I would like to ask you for your help on an issue handling PCIe traffic between NVIDIA GPUs and an AMD EPYC based Server Platform.
My company is providing HW and SW solutions for the development of driver assistance systems and control units. One important project is the developing of a high performance computing platform for the development of AI- Algorithms for autonomous driving.
One major Tier1 for ADAS- applications is using our high performace computing – AMD EPYC Platform with in total 5 Tesla GPUs.

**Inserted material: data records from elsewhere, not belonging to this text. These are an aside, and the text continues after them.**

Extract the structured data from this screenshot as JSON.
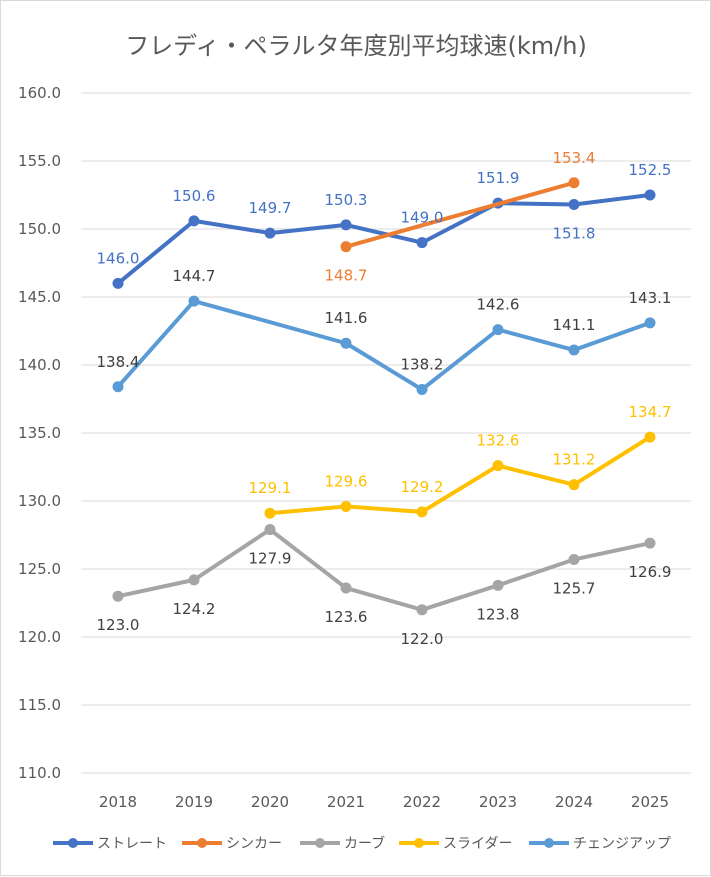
{
  "chart_data": {
    "type": "line",
    "title": "フレディ・ペラルタ年度別平均球速(km/h)",
    "xlabel": "",
    "ylabel": "",
    "categories": [
      "2018",
      "2019",
      "2020",
      "2021",
      "2022",
      "2023",
      "2024",
      "2025"
    ],
    "ylim": [
      110.0,
      160.0
    ],
    "yticks": [
      "110.0",
      "115.0",
      "120.0",
      "125.0",
      "130.0",
      "135.0",
      "140.0",
      "145.0",
      "150.0",
      "155.0",
      "160.0"
    ],
    "grid": true,
    "legend_position": "bottom",
    "series": [
      {
        "name": "ストレート",
        "color": "#4472C4",
        "values": [
          146.0,
          150.6,
          149.7,
          150.3,
          149.0,
          151.9,
          151.8,
          152.5
        ],
        "labels": [
          "146.0",
          "150.6",
          "149.7",
          "150.3",
          "149.0",
          "151.9",
          "151.8",
          "152.5"
        ],
        "label_positions": [
          "above",
          "above",
          "above",
          "above",
          "above",
          "above",
          "below",
          "above"
        ]
      },
      {
        "name": "シンカー",
        "color": "#ED7D31",
        "values": [
          null,
          null,
          null,
          148.7,
          null,
          null,
          153.4,
          null
        ],
        "labels": [
          null,
          null,
          null,
          "148.7",
          null,
          null,
          "153.4",
          null
        ],
        "label_positions": [
          null,
          null,
          null,
          "below",
          null,
          null,
          "above",
          null
        ]
      },
      {
        "name": "カーブ",
        "color": "#A5A5A5",
        "values": [
          123.0,
          124.2,
          127.9,
          123.6,
          122.0,
          123.8,
          125.7,
          126.9
        ],
        "labels": [
          "123.0",
          "124.2",
          "127.9",
          "123.6",
          "122.0",
          "123.8",
          "125.7",
          "126.9"
        ],
        "label_positions": [
          "below",
          "below",
          "below",
          "below",
          "below",
          "below",
          "below",
          "below"
        ]
      },
      {
        "name": "スライダー",
        "color": "#FFC000",
        "values": [
          null,
          null,
          129.1,
          129.6,
          129.2,
          132.6,
          131.2,
          134.7
        ],
        "labels": [
          null,
          null,
          "129.1",
          "129.6",
          "129.2",
          "132.6",
          "131.2",
          "134.7"
        ],
        "label_positions": [
          null,
          null,
          "above",
          "above",
          "above",
          "above",
          "above",
          "above"
        ]
      },
      {
        "name": "チェンジアップ",
        "color": "#5B9BD5",
        "values": [
          138.4,
          144.7,
          null,
          141.6,
          138.2,
          142.6,
          141.1,
          143.1
        ],
        "labels": [
          "138.4",
          "144.7",
          null,
          "141.6",
          "138.2",
          "142.6",
          "141.1",
          "143.1"
        ],
        "label_positions": [
          "above",
          "above",
          null,
          "above",
          "above",
          "above",
          "above",
          "above"
        ]
      }
    ]
  }
}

Now, he is experiencing a similar behavior as you are describing in your technical walkthrough „Benchmarking GPUDirect RDMA on Modern Server Platforms“
Two Tesla GPUs are connected to the Server Mainboard via a PEX8764 PCIe Gen3 Switch (upstream: PCIe Gen3 x16; downstream PCIe Gen3 x8).
When measuring the PCIe GPU-to-Host bandwidth we have the following phenomenon:
One single GPU-to Host bandwidth = stable 6,5GByte/s – which is within the exptected range (PCIe Gen3 x8 max. 7,8GByte/s)
Two GPUs-to-Host bandwidth = instable max. 3,4GByte/s – which is too less.
When we exchange the Server Platform to an Intel XEON based one, the Two GPUs-to-Host bandwidth is stable 6,5GByte/s.
I guess, now you can imagine why I contact you. Because it looks like, that the PCIe bandwidth is depending on the used Server Platform Architecture.
It looks like that the PCIe traffic on the EPYC Platform has a problem with the „multiplexed“ architecture over the PCIe switch.
Do you have any advice or hint, how we can open this bottleneck? Perhaps, you have already experience with the AMD EPYC Platform combined with NVIDIA GPUs?